Zayas’ case was initially filed in Brooklyn state Supreme Court last year.

But Our Lady of Consolation moved to have the case transferred to federal court. The defendant claimed a federal law — the Public Readiness and Emergency Preparedness Act — blocks any state law regarding negligence cases during the COVID outbreak.


However, Brooklyn federal court Judge Nicholas Garaufis, in a ruling Wednesday, sided with Zayas and rejected the defendant’s argument the federal law preempts or exempts nursing homes from state negligence suits. He sent the case back to state court in Brooklyn to be litigated.


In his six-page decision, Garaufis rapped the nursing home’s “two-step maneuver” of “urging the federal court to exercise subject matter jurisdiction over this action and then dismiss Plaintiff’s claims based on the unavailability of a remedy in this court.”


The judge mocked the argument as “inconsistent machinations.”


The most recent data shows that 53,797 New York state residents have died from COVID-19, according to the John Hopkins Coronavirus Resource Center. About 16,000 residents in nursing homes and other long-term facilities were killed by the virus.


Zayas’ lawyer, Brett Leitner said her suit, if successful, could trigger thousands of other COVID nursing home negligence cases to flood the courts.


“The state has some culpability here because of the governor’s policies,” Leitner said.


Henry Greenberg of Greenberg Traurig, the lawyer representing the hospital and nursing home groups, said he hadn’t yet reviewed the ruling and had no comment.


At the heart of Zayas’ case is the repeal of the Emergency or Disaster Treatment Protection Act, a state law that shielded hospitals and nursing homes across New York from medical malpractice and negligence claims over their handling of the pandemic.


The controversial law was greenlit by Cuomo — who announced his resignation Tuesday over mounting scandals and is still being investigated over his handling of the pandemic in nursing homes — and the state Legislature in the spring of 2020 before it was repealed altogether in April.


Another state Health Department edict issued early during the pandemic required nursing home patients to admit recovering COVID patients discharged from hospitals. Some studies have concluded the policy contributed to COVID infections and deaths of nursing home residents.


Cuomo announced he was resigning on Tuesday after a damning state investigative report concluded he sexually harassed 11 women, including current and former staffers. He has denied any wrongdoing. But Zayas and other critics complain that Cuomo hasn’t been held accountable for his actions they allege contributed to COVID deaths.

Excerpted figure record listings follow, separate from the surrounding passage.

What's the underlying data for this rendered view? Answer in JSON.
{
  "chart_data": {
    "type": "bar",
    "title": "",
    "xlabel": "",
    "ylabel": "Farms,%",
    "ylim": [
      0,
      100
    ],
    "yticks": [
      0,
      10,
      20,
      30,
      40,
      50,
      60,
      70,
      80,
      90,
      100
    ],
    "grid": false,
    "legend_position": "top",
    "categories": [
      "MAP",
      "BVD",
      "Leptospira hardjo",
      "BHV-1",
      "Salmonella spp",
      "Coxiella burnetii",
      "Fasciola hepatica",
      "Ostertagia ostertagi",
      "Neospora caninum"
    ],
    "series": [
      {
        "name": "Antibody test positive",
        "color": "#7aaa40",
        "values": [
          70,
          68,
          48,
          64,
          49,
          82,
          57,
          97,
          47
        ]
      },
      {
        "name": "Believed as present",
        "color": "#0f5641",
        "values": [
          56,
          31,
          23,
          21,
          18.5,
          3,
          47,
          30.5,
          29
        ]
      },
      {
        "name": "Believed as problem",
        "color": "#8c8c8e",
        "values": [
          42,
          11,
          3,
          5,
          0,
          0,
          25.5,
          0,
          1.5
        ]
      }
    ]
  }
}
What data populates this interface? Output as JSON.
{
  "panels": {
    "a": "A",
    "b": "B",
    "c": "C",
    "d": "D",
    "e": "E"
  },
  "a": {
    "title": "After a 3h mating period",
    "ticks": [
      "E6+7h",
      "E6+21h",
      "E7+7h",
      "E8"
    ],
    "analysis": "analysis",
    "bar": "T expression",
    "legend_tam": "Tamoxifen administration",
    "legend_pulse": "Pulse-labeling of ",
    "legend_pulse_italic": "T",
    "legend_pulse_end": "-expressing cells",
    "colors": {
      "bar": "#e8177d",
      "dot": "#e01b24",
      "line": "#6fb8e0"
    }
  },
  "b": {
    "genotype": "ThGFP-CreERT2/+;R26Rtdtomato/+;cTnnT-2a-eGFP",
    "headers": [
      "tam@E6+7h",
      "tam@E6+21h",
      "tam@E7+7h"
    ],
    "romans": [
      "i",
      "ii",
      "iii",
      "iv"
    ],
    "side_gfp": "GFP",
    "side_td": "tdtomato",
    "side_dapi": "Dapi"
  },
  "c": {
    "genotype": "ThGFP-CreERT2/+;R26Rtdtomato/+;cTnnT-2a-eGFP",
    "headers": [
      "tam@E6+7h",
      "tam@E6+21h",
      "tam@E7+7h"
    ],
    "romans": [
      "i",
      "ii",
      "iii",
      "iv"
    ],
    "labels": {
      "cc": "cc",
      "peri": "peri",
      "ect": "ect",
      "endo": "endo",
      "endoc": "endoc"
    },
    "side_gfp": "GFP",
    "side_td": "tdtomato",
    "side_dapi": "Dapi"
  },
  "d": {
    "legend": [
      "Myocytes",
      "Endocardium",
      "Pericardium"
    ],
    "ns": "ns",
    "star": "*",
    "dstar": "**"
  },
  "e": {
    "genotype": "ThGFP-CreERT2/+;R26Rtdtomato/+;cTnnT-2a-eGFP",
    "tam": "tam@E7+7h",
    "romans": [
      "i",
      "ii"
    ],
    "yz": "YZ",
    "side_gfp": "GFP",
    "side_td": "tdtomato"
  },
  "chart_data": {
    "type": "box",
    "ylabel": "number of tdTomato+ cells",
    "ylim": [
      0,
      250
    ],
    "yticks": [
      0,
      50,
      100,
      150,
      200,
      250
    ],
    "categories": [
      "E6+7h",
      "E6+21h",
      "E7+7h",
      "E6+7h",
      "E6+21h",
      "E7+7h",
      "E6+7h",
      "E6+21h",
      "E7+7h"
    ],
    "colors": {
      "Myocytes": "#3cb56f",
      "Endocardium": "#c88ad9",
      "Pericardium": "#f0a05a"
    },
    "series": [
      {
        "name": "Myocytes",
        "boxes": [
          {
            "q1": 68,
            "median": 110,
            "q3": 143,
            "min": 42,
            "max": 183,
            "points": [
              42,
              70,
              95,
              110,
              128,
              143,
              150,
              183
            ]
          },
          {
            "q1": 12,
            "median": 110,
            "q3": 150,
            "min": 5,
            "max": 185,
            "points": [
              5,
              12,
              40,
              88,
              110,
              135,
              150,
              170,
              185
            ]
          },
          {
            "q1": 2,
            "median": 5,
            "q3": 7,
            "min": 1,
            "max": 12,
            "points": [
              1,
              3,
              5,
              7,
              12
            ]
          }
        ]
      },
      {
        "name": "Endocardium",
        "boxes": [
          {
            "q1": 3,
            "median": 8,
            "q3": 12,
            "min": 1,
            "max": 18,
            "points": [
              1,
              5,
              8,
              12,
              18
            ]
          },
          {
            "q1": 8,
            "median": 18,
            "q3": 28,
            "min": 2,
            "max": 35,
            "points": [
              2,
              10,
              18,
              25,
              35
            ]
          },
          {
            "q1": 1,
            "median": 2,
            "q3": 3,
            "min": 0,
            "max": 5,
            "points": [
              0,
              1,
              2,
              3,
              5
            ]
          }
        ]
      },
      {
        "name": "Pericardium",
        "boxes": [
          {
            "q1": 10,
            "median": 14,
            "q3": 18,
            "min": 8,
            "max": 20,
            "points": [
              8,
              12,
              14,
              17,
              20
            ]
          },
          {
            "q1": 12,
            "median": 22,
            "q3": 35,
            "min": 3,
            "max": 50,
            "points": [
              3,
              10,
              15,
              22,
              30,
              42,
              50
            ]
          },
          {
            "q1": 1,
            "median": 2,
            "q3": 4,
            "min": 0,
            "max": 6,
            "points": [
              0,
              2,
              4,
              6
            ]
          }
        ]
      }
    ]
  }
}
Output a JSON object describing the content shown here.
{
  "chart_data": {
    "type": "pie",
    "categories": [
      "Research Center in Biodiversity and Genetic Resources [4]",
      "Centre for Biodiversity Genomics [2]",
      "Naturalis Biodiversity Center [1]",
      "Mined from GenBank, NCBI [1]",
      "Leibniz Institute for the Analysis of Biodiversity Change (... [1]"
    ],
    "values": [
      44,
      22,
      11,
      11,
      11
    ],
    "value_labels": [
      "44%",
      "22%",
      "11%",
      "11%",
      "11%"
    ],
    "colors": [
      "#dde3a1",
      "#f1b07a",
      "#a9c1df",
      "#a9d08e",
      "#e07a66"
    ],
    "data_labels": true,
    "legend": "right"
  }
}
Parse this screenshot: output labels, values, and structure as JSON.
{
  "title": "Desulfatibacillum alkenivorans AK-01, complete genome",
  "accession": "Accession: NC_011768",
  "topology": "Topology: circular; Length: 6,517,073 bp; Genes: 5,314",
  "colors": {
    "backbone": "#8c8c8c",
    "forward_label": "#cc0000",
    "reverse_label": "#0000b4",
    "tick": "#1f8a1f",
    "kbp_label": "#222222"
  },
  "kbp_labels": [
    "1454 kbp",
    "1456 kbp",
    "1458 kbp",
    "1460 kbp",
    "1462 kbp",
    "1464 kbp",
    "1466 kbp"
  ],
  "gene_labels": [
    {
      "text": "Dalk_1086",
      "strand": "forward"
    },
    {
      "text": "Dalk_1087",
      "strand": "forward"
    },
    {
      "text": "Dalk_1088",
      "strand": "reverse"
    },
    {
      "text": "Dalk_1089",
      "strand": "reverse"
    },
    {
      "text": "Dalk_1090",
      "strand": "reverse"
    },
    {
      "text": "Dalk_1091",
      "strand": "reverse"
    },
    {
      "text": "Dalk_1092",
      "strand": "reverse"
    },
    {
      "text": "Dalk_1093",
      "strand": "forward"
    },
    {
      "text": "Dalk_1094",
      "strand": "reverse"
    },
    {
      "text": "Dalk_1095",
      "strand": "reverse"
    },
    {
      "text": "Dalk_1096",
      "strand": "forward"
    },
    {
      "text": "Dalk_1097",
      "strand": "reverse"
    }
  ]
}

Assemblyman Ronald Kim (D-Queens), an author of the new law allowing malpractice suits, has testified that the repeal applies retroactively.


Kim also is drafting legislation to create a 9/11 Victims Compensation Fund to aid families whose loved ones “unjustly” died from the coronavirus.


Kim praised the judge’s ruling to let the lawsuit proceed.


“The nursing home and hospital industry want to make these cases demanding accountability go away. They’re not going away,” he said.


“I don’t see how a state judge sides with nursing home providers that put profits first over individuals who unnecessarily died from COVID because of negligence. They will side with victims.”


Leitner, Zayas lawyer, said the 620 nursing homes in the state may want to agree to paying into a victims compensation fund set up by the state rather than roll the dice in court.